Additionally, the combined model is created by averaging the results, implying it is not customized for each individual. Further, transferring the local model parameters to the central server, and copies of the updated global model back to local devices, requires transporting a lot of data at high connection costs.
The three issues with federated learning can all be solved at once thanks to a solution devised by MIT researchers. Their solution reduces the size of the combined machine-learning model while increasing accuracy, and expediting user-to-central server communication. Also, it guarantees that each user obtains a model better tailored to their surroundings, improving performance. Compared to alternative methods, the team reduced the model size by nearly an order of magnitude, resulting in communication costs for individual users that were four to six times cheaper. Their solution also managed to boost the model’s overall accuracy by approximately 10%.
The researchers used an iterative pruning technique to implement the lottery ticket hypothesis. The researchers examined the leaner neural network to check if the accuracy remained over the threshold after removing nodes and connections between them if the model’s accuracy was above a certain threshold.
This pruning methodology for federated learning has been utilized in previous methods to reduce the size of machine learning models so that they might be shared more effectively. Though these methods ramped up processes, model performance deteriorated. Hence, the researchers used a few cutting-edge methods to speed up the pruning procedure while improving the precision and personalization of the new, smaller models.
By skipping the stage when the remnant parts of the pruned neural network are “rewound” to their initial values, they were able to accelerate the pruning process. In addition, the model was trained before being pruned, which enhanced its accuracy and enabled faster pruning.
Researchers were cautious to avoid removing layers from the network that gather crucial statistical data about that user’s particular data in order to make each model more customized for the user’s surroundings. Additionally, each time a model was integrated, data from the central server was accessed, saving time and preventing the need for repeated communication rounds.
Once researchers tested FedLTN in simulations, they found that it improved performance and cut communication costs across the board. In one experiment, a model created using a conventional federated learning method was 45 megabytes in size; however, the model created using their technology was just 5 megabytes and had the same accuracy. Another test compared FedLTN’s performance to a state-of-the-art approach, which needed 12,000 megabytes of communication between users and the server to train a single model, compared to FedLTN’s 4,500 megabytes.

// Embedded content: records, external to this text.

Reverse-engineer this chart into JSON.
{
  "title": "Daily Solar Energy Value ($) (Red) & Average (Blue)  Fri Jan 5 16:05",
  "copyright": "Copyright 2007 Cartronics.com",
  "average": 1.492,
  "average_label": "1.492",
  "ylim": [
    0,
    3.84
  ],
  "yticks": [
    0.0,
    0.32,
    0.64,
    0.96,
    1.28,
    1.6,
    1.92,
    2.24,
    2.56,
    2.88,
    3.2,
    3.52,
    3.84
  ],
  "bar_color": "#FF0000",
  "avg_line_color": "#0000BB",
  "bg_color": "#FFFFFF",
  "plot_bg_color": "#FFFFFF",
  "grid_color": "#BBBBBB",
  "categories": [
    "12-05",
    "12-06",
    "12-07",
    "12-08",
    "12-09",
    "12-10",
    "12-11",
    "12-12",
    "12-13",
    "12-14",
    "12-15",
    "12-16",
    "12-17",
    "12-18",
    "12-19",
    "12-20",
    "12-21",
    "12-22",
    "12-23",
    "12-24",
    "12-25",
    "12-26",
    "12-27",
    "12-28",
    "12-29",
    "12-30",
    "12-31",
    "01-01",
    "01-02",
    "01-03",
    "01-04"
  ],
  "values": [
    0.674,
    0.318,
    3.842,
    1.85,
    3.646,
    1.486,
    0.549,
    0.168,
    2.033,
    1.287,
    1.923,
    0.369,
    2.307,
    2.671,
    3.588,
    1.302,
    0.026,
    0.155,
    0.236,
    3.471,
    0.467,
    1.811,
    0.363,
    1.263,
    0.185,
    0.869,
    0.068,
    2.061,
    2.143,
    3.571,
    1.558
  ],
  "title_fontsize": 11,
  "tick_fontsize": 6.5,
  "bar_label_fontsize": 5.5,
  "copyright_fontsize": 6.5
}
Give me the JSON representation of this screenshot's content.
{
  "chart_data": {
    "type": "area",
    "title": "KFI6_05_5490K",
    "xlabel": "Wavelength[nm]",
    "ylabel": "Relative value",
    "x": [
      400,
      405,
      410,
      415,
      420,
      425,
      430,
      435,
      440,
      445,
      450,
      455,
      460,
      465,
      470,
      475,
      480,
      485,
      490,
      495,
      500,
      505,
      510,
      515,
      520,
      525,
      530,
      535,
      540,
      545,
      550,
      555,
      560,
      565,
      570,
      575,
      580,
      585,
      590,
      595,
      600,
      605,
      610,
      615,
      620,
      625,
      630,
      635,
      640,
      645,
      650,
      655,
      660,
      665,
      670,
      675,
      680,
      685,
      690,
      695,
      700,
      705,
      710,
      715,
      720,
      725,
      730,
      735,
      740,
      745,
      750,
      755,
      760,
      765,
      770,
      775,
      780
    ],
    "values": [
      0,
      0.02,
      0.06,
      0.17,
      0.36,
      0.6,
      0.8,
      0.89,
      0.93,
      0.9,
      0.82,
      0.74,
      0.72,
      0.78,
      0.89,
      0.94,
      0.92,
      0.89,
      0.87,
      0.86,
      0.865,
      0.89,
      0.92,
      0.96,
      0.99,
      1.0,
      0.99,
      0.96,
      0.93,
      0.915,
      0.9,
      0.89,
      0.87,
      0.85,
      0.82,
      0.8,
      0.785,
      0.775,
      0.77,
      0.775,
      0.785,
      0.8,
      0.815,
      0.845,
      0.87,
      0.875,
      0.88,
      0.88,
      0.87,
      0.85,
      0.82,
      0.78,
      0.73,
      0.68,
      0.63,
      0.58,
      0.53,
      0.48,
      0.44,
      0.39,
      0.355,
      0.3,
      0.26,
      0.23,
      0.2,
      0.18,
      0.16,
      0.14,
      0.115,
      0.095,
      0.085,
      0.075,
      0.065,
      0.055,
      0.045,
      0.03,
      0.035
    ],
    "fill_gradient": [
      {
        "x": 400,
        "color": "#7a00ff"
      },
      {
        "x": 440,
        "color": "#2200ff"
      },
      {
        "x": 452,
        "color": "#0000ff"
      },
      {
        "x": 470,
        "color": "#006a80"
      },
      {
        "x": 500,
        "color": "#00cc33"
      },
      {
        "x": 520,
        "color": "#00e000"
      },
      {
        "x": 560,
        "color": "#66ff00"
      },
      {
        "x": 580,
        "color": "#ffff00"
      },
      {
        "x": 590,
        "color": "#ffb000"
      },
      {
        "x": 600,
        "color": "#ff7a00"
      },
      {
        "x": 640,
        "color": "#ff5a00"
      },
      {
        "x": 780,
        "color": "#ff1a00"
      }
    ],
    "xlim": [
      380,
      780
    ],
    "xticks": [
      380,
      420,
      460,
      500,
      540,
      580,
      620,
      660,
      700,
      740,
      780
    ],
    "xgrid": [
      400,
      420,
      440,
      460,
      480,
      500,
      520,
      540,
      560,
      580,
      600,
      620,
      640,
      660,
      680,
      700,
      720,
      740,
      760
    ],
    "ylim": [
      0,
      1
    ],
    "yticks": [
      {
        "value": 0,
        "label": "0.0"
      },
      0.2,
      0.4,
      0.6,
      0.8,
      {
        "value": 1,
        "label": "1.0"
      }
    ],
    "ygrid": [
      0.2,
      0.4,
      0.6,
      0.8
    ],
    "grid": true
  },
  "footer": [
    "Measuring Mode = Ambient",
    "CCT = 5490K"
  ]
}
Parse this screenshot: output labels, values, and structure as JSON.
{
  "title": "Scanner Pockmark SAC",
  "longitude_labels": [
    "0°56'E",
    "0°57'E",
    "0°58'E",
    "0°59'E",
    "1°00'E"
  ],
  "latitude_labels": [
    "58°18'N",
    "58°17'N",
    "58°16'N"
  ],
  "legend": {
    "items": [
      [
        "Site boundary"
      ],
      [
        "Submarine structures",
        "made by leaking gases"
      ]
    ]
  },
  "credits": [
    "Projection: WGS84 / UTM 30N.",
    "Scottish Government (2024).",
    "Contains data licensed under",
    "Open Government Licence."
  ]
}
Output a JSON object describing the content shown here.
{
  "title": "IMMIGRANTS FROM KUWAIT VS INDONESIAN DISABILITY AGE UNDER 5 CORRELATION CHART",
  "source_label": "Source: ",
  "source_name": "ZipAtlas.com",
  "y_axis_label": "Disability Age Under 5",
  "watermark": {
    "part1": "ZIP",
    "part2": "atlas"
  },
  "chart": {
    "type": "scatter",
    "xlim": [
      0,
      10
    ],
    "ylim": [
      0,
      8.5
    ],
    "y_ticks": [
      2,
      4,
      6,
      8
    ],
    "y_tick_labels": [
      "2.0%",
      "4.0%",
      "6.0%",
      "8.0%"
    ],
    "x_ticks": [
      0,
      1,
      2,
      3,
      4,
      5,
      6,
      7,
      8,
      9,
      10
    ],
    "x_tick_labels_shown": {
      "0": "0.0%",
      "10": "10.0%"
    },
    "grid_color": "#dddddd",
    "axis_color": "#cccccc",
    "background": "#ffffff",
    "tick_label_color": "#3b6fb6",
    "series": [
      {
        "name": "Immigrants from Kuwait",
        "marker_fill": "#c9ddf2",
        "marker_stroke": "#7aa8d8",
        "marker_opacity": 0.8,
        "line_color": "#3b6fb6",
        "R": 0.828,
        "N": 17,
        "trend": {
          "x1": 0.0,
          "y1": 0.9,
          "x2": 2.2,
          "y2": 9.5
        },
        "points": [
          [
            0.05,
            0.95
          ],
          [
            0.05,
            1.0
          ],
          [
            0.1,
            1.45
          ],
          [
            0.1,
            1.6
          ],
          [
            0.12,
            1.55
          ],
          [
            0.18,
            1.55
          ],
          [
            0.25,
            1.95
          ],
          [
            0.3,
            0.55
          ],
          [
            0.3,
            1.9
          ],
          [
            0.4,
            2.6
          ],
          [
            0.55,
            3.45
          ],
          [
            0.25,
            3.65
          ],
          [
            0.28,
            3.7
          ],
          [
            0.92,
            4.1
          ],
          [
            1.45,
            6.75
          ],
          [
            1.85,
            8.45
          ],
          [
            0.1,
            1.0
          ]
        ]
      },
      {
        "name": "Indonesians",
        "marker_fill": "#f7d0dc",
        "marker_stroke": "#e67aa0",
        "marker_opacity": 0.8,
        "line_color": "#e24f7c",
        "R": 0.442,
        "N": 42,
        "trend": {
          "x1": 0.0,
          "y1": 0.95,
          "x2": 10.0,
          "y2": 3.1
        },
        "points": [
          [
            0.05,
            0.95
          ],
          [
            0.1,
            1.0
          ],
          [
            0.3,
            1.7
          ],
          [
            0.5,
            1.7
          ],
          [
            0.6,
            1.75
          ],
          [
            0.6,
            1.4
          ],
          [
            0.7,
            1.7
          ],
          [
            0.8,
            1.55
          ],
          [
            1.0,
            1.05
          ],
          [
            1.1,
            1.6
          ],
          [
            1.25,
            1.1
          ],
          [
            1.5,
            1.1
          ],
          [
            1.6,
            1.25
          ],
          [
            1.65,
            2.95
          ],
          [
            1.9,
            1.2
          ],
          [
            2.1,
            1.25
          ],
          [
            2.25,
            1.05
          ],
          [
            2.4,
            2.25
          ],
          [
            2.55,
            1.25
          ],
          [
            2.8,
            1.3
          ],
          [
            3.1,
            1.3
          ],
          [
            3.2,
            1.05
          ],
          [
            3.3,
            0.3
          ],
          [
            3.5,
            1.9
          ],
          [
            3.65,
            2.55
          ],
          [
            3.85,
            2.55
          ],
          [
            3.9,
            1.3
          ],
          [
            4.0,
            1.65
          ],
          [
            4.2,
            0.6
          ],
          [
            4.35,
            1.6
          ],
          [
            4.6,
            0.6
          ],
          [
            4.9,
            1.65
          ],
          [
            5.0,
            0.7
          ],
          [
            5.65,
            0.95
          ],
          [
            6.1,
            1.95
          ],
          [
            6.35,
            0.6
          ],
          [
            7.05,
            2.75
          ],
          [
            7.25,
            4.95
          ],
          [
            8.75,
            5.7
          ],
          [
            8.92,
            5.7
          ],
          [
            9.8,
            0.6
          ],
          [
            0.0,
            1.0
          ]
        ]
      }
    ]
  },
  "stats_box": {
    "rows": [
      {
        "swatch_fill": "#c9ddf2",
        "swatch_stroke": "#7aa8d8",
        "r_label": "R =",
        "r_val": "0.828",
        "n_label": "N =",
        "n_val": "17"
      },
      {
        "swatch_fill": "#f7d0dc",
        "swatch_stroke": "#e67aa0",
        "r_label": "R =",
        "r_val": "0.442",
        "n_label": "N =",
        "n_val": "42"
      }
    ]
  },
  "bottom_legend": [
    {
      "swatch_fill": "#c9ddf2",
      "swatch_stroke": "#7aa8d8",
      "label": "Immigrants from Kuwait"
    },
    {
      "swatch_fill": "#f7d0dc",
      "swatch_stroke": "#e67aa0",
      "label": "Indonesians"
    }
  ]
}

Even the worst-performing users with FedLTN had a performance improvement of more than 10%. And according to Vaikkunth Mugunthan, Ph.D. ’22, lead author of this research paper, the total model accuracy outperformed the state-of-the-art personalization algorithm by over 10%.
After creating and perfecting FedLTN, Mugunthan is currently attempting to incorporate the method into DynamoFL. He wants to improve this solution in the future, especially by utilizing the same techniques on unlabeled data. Mugunthan hopes this research encourages other academics to reconsider how they approach federated learning.
Mugunthan collaborated on the paper with his adviser, senior author Lalana Kagal, a principal research scientist in the Computer Science and Artificial Intelligence Laboratory (CSAIL).